1) God - spend time in His word and in prayer
2) My health - set aside alone time; sleep well; exercise regularly; eat well
3) Family - go to weekly family lunches and call parents/siblings during the week
4) Friends - make quality time for those closest to me on a regular basis; keep in touch when not able to spend time together
5) Church - attend church services when possible; keep in touch with my church family (see #4)

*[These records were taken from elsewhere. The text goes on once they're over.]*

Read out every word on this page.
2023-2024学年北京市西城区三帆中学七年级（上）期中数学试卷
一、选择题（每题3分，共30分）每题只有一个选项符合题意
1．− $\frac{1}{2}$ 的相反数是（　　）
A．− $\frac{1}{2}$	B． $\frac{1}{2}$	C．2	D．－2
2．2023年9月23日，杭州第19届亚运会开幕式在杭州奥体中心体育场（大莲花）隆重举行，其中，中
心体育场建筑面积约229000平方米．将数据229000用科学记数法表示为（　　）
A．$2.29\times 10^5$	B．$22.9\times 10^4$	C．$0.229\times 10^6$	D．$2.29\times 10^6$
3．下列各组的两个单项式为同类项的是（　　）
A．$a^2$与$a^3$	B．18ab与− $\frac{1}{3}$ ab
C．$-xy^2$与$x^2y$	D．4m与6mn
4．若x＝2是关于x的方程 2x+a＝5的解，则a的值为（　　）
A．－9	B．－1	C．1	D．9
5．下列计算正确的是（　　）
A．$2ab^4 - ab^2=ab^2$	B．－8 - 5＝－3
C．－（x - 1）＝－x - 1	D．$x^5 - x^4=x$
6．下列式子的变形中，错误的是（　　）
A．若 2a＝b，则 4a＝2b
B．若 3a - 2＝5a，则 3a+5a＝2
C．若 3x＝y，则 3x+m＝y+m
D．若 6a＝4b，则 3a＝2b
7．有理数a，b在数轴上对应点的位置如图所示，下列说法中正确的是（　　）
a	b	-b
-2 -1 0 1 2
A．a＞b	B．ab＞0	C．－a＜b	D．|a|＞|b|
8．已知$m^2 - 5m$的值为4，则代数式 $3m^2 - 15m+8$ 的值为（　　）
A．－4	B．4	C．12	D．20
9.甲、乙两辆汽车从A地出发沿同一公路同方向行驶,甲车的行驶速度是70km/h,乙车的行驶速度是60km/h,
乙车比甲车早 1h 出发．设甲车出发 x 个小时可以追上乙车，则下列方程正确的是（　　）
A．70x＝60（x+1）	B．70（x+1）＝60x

6) Job - my job is not my life; go home after the work day is done
7) Community - help serve the community whenever I can

Several notes: I don't think that I prioritized health as high on my list last year as I have it now. But I've come to realize that I need to take care of myself to be able to give to others. Please also notice that God and church are not the same thing. My faith in Christ is not dependent upon attending church, but I do need the support of the church community and enjoy the fellowship. Lastly, I am trying my best to not define my life by my job. I am confident in the purpose and calling that God has given me. This can be seen through every aspect of my life, not just in my job.
 
              
                         tutte le possibilità
 
I once came across a quote that really resonated with me from The Bell Jar by Sylvia Plath:

“I saw my life branching out before me like the green fig tree in the story. From the tip of every branch, like a fat purple fig, a wonderful future beckoned and winked. One fig was a husband and a happy home and children, and another fig was a famous poet and another fig was a brilliant professor, and another fig was Ee Gee, the amazing editor, and another fig was Europe and Africa and South America, and another fig was Constantin and Socrates and Attila and a pack of other lovers with queer names and offbeat professions, and another fig was an Olympic lady crew champion, and beyond and above these figs were many more figs I couldn't quite make out. I saw myself sitting in the crotch of this fig tree, starving to death, just because I couldn't make up my mind which of the figs I would choose. I wanted each and every one of them, but choosing one meant losing all the rest, and, as I sat there, unable to decide, the figs began to wrinkle and go black, and, one by one, they plopped to the ground at my feet.”